“Was it the commercial vehicle?”
“We found tyre tracks, they are also being examined, but an initial assessment from the technicians confirms that. You’ll be getting some complaints from them about me, I assume.”
Simonsen’s hand gesture clearly showed how much he cared about that kind of thing at the moment. He said, “What about the cat?”
“It was killed alongside her car, neck broken, then wrapped in plastic from Pauline’s kitchen. Just the head that is. Maybe that was to scare her.”
“While she watched?”
“We don’t think so, but it’s unclear. Maybe it was lying somewhere so she got a shock when she saw it.”
“Her car keys?”
“In the ignition.”
“And the extra keys?”
“Damn it, that was a mistake. I didn’t look for them.”
“Presumably that means nothing. Do we know positively that she was alive when she was carried through the forest?”
“No, but there’s a high probability of it.”
“Explain why.”
“Because we found a roll of duct tape—that’s his favourite tool—dropped by the side of her car.”
“You don’t tie up a corpse, and you don’t sedate a woman to kill her immediately afterwards, when you could just as well do it right away. Is that what the arguments are?”
“Yes, and I don’t think that’s wishful thinking.”
“Hardly. Do you have anything else?”
“I found a receipt for a pair of brown contact lenses corresponding to what the idiot from before told us about Pauline’s eye colour.”
“It doesn’t sound very interesting.”
“Yes, it is, because I couldn’t find the lenses.”
“You mean, she had them in?”
“No, the whole case was gone. It wasn’t in the waste basket either. I think Falkenborg took them. I’m terribly sorry to say that but it’s what I think.”
Simonsen said heavily, “She’s going to have them on when he kills her?”

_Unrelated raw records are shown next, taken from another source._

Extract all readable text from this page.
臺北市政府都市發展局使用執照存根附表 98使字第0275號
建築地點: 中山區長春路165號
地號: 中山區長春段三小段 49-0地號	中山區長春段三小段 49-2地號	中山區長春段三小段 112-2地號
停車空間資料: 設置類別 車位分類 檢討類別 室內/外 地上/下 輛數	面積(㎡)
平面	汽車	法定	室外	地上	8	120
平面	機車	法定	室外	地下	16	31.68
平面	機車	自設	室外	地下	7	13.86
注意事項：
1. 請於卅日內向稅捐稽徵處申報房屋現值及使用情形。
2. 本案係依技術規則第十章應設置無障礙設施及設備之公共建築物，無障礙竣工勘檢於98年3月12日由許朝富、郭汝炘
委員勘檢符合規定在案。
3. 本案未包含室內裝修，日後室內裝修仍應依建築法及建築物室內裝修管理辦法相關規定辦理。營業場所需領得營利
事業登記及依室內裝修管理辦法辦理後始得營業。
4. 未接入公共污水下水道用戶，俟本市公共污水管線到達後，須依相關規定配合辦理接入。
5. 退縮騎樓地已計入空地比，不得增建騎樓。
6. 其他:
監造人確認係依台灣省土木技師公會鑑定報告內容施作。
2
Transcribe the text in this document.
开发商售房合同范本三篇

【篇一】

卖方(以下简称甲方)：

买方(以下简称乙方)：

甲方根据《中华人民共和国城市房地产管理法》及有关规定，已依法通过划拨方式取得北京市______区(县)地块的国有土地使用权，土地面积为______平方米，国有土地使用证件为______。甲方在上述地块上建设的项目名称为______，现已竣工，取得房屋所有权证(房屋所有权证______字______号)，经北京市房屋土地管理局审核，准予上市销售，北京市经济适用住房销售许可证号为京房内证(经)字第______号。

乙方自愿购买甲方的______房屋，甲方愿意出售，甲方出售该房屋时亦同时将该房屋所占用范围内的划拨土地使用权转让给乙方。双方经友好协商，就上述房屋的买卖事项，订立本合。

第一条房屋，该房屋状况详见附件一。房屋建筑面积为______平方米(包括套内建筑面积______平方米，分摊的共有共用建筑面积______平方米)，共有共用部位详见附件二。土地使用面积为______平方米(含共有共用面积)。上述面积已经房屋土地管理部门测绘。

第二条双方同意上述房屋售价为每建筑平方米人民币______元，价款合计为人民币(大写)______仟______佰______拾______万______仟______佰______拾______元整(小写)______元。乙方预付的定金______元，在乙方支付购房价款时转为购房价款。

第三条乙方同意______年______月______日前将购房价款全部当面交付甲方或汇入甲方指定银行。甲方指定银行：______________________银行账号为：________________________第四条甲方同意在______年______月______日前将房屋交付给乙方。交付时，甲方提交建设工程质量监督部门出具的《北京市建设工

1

“Yes, that’s the way it is. That’s what he’s going to do, Simon—kill both of them.”
CHAPTER 47
The anaesthetic had given her a headache, a condition that was seriously worsened by the infernal din that blasted at regular intervals and threatened to burst her eardrums. She could not see, and only gradually was she aware of her own situation. She noticed a rag in her mouth and a strip of tape around her neck holding the rag in place and pinching her cheeks when she moved her head, which was hard to avoid, every time another wave of noise hit her. Her face was covered with cloth that felt like the synthetic silk lining of a coat, but the covering was carelessly executed, because if she lowered her head and looked down she could see light below her and a small section of concrete floor. White, dry dust penetrated through the opening, several times causing coughing fits that threatened to choke her, because the rag in her mouth prevented normal breathing. The particles came in cascades in tempo with the noise, and she quickly learned to hold her breath when it was at its worst. The powerful stimuli from absent vision, maddening noise and intolerable white dust meant that she only belatedly showed an interest in her body. She was sitting on a chair whose legs did not move a millimetre when she tried to wriggle it. Her wrists were also linked to the armrests with cuffs on each side.